For example, if $$ f(x)^5 + f(x) = x $$
i.e. the solution $ s $ to the quintic equation $ s^5 + s - x = 0 $, how can we find a Maclaurin/Taylor series expansion for $ f(x) $?
According to WolframAlpha, the solution in this case is a hypergeometric function, which does have a series approximation, so how can it be found?
My attempt was to use implicit differentiation:
$$ \text{Let } y = f(x) \rightarrow y^5 + y = x \rightarrow 5y^4 + 1 = \frac{\text{d} x}{\text{d} y} \rightarrow \frac{\text{d} y}{\text{d} x} = \frac{1}{5y^4 + 1} $$
so $ f(x) \approx f(0) + x \cdot \frac{1}{5f(0)^4 + 1} \approx x $ where $ f(0) = 0 $ by solving the original.
However this seems to stop working after the linear term as I cannot do a simple reciprocal of the $ \frac{\text{d}^2 x}{\text{d} y^2} $ to get the desired $ \frac{\text{d}^2 y}{\text{d} x^2} $.
This function (up to a sign convention) is called the Bring radical, and its Taylor series expansion can be computed using Lagrange inversion.
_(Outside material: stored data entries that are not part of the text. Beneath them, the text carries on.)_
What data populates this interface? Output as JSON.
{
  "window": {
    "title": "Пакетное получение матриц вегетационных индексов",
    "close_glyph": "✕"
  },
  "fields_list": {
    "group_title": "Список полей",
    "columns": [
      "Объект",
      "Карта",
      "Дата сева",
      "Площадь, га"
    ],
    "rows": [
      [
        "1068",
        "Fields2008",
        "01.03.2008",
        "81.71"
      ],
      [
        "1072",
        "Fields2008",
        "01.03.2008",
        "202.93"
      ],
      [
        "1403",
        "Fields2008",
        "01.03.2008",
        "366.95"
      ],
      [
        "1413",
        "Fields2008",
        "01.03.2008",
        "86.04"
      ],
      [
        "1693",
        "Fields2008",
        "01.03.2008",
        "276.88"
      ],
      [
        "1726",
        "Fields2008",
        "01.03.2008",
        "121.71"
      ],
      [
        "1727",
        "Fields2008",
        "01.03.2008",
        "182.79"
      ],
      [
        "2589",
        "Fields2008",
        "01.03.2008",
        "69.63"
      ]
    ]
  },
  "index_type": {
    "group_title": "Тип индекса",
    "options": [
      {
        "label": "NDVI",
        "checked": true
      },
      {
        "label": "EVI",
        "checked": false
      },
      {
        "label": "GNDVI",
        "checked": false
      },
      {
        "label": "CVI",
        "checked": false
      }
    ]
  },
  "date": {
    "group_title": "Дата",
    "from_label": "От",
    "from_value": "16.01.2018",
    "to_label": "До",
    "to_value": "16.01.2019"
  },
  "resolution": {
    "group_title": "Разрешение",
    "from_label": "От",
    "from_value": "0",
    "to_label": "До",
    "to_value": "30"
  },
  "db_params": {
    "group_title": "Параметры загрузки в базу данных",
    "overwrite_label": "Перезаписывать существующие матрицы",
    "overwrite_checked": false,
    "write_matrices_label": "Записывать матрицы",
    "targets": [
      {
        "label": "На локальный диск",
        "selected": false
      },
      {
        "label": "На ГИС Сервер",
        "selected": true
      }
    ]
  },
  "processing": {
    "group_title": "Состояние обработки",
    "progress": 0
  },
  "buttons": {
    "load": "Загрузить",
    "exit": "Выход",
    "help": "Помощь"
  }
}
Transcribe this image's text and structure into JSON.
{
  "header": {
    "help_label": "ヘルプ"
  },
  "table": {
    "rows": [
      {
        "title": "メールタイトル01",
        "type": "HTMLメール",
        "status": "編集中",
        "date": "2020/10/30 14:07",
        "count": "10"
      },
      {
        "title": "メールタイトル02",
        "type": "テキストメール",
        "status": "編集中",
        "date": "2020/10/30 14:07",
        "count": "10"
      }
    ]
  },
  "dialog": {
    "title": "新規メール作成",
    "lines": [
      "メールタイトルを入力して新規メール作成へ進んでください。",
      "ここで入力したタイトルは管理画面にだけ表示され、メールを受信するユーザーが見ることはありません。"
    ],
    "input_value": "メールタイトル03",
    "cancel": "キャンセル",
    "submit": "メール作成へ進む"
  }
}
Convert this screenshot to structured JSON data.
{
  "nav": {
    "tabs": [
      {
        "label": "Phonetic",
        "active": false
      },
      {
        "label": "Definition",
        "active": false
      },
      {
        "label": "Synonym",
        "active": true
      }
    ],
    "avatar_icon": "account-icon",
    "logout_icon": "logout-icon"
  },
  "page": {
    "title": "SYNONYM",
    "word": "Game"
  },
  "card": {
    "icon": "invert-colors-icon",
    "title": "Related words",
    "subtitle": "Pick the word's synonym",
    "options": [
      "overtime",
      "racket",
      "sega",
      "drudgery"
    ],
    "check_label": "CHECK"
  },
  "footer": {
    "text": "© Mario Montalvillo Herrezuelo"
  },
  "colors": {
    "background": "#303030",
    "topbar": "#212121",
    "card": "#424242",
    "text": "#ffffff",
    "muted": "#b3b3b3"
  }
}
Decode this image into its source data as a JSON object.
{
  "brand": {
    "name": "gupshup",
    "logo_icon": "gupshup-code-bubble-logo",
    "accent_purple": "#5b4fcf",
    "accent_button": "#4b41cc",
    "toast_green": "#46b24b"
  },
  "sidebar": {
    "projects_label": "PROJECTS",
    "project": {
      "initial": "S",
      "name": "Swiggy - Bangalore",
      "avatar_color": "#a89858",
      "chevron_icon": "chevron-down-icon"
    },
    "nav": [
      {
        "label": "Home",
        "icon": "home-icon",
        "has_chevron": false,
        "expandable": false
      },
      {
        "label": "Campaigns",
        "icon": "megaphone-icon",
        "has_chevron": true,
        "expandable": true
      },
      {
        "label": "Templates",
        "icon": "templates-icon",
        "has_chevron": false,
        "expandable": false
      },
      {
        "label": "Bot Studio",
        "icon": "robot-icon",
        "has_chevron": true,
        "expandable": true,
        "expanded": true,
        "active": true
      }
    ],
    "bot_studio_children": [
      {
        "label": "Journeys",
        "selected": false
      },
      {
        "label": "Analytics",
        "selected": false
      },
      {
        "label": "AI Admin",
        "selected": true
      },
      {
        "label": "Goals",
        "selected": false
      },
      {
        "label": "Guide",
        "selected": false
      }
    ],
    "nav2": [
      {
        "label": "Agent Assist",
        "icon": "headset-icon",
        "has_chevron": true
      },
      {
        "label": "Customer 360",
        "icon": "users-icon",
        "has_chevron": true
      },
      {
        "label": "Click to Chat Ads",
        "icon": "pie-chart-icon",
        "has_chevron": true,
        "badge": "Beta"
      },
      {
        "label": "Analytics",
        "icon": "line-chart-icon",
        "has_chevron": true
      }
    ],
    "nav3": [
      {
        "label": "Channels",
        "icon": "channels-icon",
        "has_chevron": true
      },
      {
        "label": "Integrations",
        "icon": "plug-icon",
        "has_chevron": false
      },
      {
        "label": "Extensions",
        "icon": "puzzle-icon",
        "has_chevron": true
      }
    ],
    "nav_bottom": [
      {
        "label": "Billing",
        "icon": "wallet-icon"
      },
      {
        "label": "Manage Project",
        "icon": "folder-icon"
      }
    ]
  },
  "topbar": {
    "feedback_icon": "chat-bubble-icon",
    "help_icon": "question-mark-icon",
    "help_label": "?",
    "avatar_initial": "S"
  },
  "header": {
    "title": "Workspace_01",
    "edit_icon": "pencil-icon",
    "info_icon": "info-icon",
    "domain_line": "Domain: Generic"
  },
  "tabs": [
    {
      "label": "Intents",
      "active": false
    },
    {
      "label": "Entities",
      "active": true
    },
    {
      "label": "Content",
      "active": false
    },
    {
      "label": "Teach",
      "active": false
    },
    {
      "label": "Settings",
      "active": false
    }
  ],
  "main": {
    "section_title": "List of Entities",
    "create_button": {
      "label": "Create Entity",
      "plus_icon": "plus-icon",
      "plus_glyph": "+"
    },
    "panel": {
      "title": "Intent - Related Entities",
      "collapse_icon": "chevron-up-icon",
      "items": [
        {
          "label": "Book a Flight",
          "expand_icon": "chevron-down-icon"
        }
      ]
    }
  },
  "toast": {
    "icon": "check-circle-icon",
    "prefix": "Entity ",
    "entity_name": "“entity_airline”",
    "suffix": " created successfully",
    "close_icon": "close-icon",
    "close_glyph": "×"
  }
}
The answer turns out to be unexpectedly nice:
$$f(x) = \sum_{k=0}^{\infty} (-1)^k {5k \choose k} \frac{x^{4k+1}}{4k+1}.$$
This can be interpreted in terms of counting $5$-ary trees as explained e.g. here. (That post considers inverting a slightly different function but the two are related by a suitable change of coordinates.)